Artan hayat pahalılığı ile ilgili son günlerde bir "tedarik sıkıntısı" teranesidir gidiyor. Evet, bir tedarik sıkıntısı var. Üretilenler ve çıkarılanlar, tüketilenle orantılı yani arz talebi karşılamadığı için bu da ister istemez piyasaları vuruyor ve bize zam olarak dönüyor. Kıt kanaat geçinen dar gelirlinin beli de bu vesileyle iyice bükülüyor.
Dünyayı bilmem ama bizdeki hayat pahalılığının yegane sebebi tek başına tedarik sıkıntısı olmasa gerek diye düşünüyorum. Çünkü bunda cari açık, kamu disiplininden uzaklaşma, tasarruf etmeme, çok seçim yapma, seçimlerde seçim ekonomisi uygulama, TL'nin diğer paralara göre daha fazla değer kaybetmesi, Merkez Bankasının diğer ülkeler gibi karşılıksız para basması gibi başka sebepler var. Ekonomik dar boğaz 2018'de kendini göstermişti zaten.
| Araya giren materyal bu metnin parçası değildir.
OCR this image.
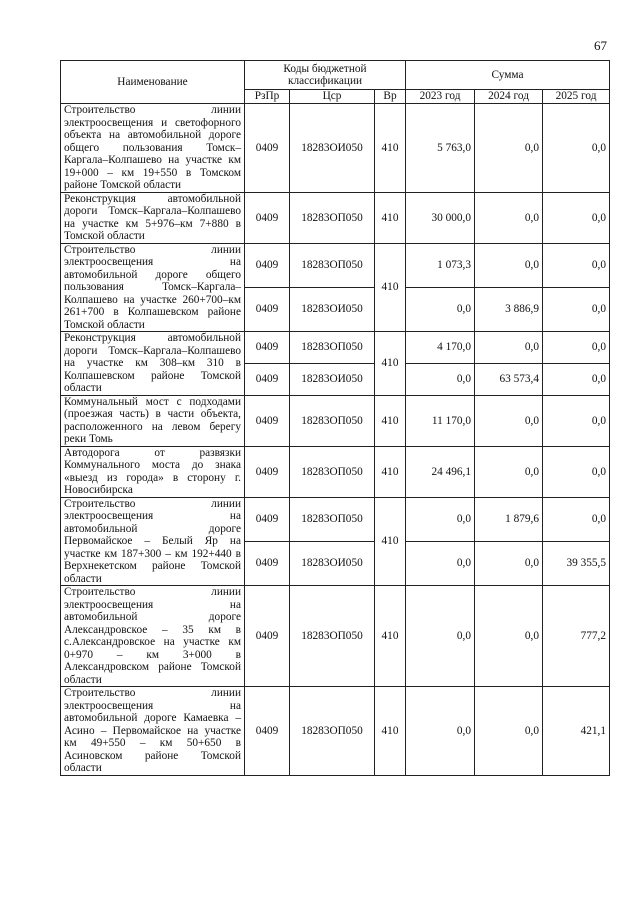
67
Наименование	Коды бюджетной классификации			Сумма		
	РзПр	Цср	Вр	2023 год	2024 год	2025 год
Строительство линии электроосвещения и светофорного объекта на автомобильной дороге общего пользования Томск–Каргала–Колпашево на участке км 19+000 – км 19+550 в Томском районе Томской области	0409	18283ОИ050	410	5 763,0	0,0	0,0
Реконструкция автомобильной дороги Томск–Каргала–Колпашево на участке км 5+976–км 7+880 в Томской области	0409	18283ОП050	410	30 000,0	0,0	0,0
Строительство линии электроосвещения на автомобильной дороге общего пользования Томск–Каргала–Колпашево на участке 260+700–км 261+700 в Колпашевском районе Томской области	0409	18283ОП050	410	1 073,3	0,0	0,0
	0409	18283ОИ050		0,0	3 886,9	0,0
Реконструкция автомобильной дороги Томск–Каргала–Колпашево на участке км 308–км 310 в Колпашевском районе Томской области	0409	18283ОП050	410	4 170,0	0,0	0,0
	0409	18283ОИ050		0,0	63 573,4	0,0
Коммунальный мост с подходами (проезжая часть) в части объекта, расположенного на левом берегу реки Томь	0409	18283ОП050	410	11 170,0	0,0	0,0
Автодорога от развязки Коммунального моста до знака «выезд из города» в сторону г. Новосибирска	0409	18283ОП050	410	24 496,1	0,0	0,0
Строительство линии электроосвещения на автомобильной дороге Первомайское – Белый Яр на участке км 187+300 – км 192+440 в Верхнекетском районе Томской области	0409	18283ОП050	410	0,0	1 879,6	0,0
	0409	18283ОИ050		0,0	0,0	39 355,5
Строительство линии электроосвещения на автомобильной дороге Александровское – 35 км в с.Александровское на участке км 0+970 – км 3+000 в Александровском районе Томской области	0409	18283ОП050	410	0,0	0,0	777,2
Строительство линии электроосвещения на автомобильной дороге Камаевка – Асино – Первомайское на участке км 49+550 – км 50+650 в Асиновском районе Томской области	0409	18283ОП050	410	0,0	0,0	421,1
Gelelim tekrar tedarik sıkıntısına. Bu tedarik sıkıntısı ne demek? Dünyada yeraltı ve yerüstü kaynaklarda bir sıkıntı mı var? Yani kaynaklar bitiyor mu? Kaynaklarda eskiye oranla bir azalma söz konusu ise de mevcut kaynaklar hala insanlığa yetecek kadardır. Ki bitse bile insanlık başka kaynaklar bulmak zorunda. Çünkü canlıyı yaratan Allah yeraltında ve yerüstü de insanı ve diğer canlıları besleyecek sayısız nimetler yaratmıştır.
O zaman dünyanın yaşadığı bu tedarik sıkıntısının sebebi ne? Sebebi, hepimizin bildiği gibi 2019 yılından beri bizden bir parça olan başımızın belası covit-19 salgını bahane gösterilerek salgından korunmak amacıyla çoğu sektörde üretimin durdurulması ya da yavaşlatılmasıdır. İki yıl boyunca "Evde kal" denerek insanlar evlere tıkıldı. Adeta türkü çığırıldı. Eve girmek istemeyenler topa tutuldu. Haliyle insanlar ve işletmeler eve tıkılınca üretim yapılmadı. Bu süreçte devletler bol bol para bastı, hastalığı en aza indireceğim diye uğraştı. Devletler bastığı parayı, işletmesini kapattığı esnafa harçlık olarak verdi. Bu süreçte doğru dürüst vergi almadı, vergileri öteledi. Aşı bir çıksın diye umutla bekledi durdu. Sadece belli sektörlerin iş yaptığı bu süreçte adeta piyasa ve hayat durduruldu.
Geldiğimiz noktada bulunan aşı -adayları- pek sadra şifa olmadı. Aşı olanlar bile hastalanmaya devam ediyor. Ölümler hız kesmeden devam ediyor ve devletler kapanmadan bahsetmiyor. İyi ki bahsetmiyorlar. Yoksa üretim olmayınca dünya açlıkla karşı karşıya kalacaktı.
Hangisi doğruydu bunun? İki yıl boyunca neredeyse hayatı durdurup insanları evlerine kapatmak mıydı yoksa şimdiki gibi hastalığa rağmen yasaktan bahsetmeyip insanları ve işyerlerini serbest bırakmak mıydı? Doğrusu serbest bırakmaktı ama bunun için devletler çok geç kaldı. Basra harap olduktan sonra bu yanlıştan vazgeçildi. İşin garibi hiçbir devlet de iki yıl boyunca hastalığı bahane ederek boşu boşuna insanları eve tıkmışız, şimdi bunun ceremesini çekiyoruz demedi. Hepimizin bildiği gibi şimdi hayat salgına rağmen devam ediyor.
Devlet yetkilileri de ABD'yi yeniden keşfetmiş gibi mevcut sıkıntılar için tedarik sıkıntısına dikkat çekiyorlar. Ne bekliyorlardı ki? Güllük gülistanlık bir hayat mı? Maalesef bunun tek müsebbibi, gidişatın akıbetini düşünmeden devletlerin kısıtlılığa gitmesiydi. Hata yaptık, oyuna geldik, düşünemedik demedikleri gibi mevcut durumu da üzerlerine almıyorlar. Hoş, bu aşamadan sonra özür dileseler de özürleri kabahatlerinden büyük olurdu.